The first comic book that Zaire Miles-Moultrie ever received was a 1994 first-edition Spider-Man with a holographic cover – a birthday present from his uncle.
It inspired Miles-Moultrie to use his passion for art to delve into layered storytelling. From then on, he made his own comics, honing his drawing skills and attempting to “tell big narrative stories.”
Now, Miles-Moultrie is a senior at UNCG, pursuing a degree in entrepreneurship with minors in art history and arts administration, and a B.F.A. in studio art, with a concentration in printmaking and drawing.
When he applied for college, Miles-Moultrie sent in applications to UNCG, UNC Chapel Hill, and one other school. He told himself that if he got into Chapel Hill, he would go into the sciences to become a doctor. “But if I got into UNCG, I was going to be anybody who I wanted to be.”
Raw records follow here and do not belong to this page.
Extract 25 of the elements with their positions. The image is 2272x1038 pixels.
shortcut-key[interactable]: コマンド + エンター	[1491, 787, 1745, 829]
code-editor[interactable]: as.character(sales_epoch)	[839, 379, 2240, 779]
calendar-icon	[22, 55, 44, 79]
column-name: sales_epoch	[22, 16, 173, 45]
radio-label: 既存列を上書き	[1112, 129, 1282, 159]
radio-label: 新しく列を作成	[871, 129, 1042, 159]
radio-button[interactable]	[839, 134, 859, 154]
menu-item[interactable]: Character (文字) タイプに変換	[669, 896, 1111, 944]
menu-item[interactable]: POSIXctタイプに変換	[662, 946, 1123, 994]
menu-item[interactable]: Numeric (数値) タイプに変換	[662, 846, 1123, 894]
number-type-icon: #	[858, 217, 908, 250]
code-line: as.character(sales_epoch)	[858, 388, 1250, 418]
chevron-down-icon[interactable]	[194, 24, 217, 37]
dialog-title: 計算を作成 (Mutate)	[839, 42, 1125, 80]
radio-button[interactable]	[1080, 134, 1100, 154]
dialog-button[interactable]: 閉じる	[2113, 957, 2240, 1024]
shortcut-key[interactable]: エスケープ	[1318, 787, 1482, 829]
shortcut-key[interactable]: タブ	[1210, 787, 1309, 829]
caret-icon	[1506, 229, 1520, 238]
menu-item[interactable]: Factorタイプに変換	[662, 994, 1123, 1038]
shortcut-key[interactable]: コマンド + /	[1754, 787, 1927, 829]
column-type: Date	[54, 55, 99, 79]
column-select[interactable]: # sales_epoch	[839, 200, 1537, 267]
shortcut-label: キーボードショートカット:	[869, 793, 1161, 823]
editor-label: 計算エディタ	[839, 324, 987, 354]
When he landed at UNCG in 2019, he chose to pursue the arts.
In one formative interaction, Miles-Moultrie had a conversation with his professor Miranda Reichardt about pursuing drawing as a career. Her response? “What are you doing?”
“It wasn’t in a malicious way,” Miles-Moultrie explains. “It was asking me to try and think deeper about how I make my art and what I’m trying to say to the world.”
Reichardt’s existential question led him to an answer: He wanted to make art that portrayed truth without sugarcoating reality.
That’s what lay behind his 2022 show at the Greensboro Project Space, “The Lion, the Jackal, and the Man.” For the project, Miles-Moultrie conducted hours of research into African history, helped by art history professor Elizabeth Perrill and a team of research librarians. He says the process required unlearning negative Western connotations of the continent and its people.
In one issue of the London Illustrated Magazine from 1870, Miles-Moultrie found images of Zulu men who were described as “animals,” their hair described as “exotic.” This was a lightbulb moment for the artist.
He took the images of the men and glorified them on paper, emphasizing their hair, their adornments. “I wanted to give them back the energy that they deserve,” he says.
The show netted Miles-Moultrie a first-place prize at the 2023 UNCG Undergraduate Research and Creativity Expo in the visual arts category.
After the art show, Miles-Moultrie learned of the national AXA Art Prize competition through a professor who encouraged him and some fellow students to apply. Miles-Moultrie and his colleagues dissected each other’s works for hours, nitpicking them to see which would fare best against the competition.
In the end, Miles-Moultrie submitted “Beautiful Black Pearl,” a collage he made from a 1600’s print of a Black woman wearing pearls. Miles-Moultrie dresses her in extravagant clothing, framing her face with feathers and setting her in an otherworldly, celestial background.
“By using printmaking and drawing as my medium of choice I can express myself, my voice, and message in a multitude of ways while also paying homage to inspirations. My art, designs, drawing, and prints are collages of the many ideologies that I have come to learn, accept, and embody …” – Greensboro Project Space exhibit “The Lion, the Jackal, and the Man”
The piece involved deep research about the woman and her origins.
“When I’m tackling heavier subjects, I have to do research,” he says. “I have the responsibility to depict what I’m saying accurately.”
Miles-Moultrie ended up as one of 40 competition finalists, selected by a jury of curators from leading American museums and galleries. The finalists were selected from more than 700 students across the country.
Looking back to when he decided to apply to UNCG, Miles-Moultrie says that he wouldn’t change a thing.
“It’s been great. I’m excited to have this community of up-and-coming artists, to have this community that I never really thought I would have.”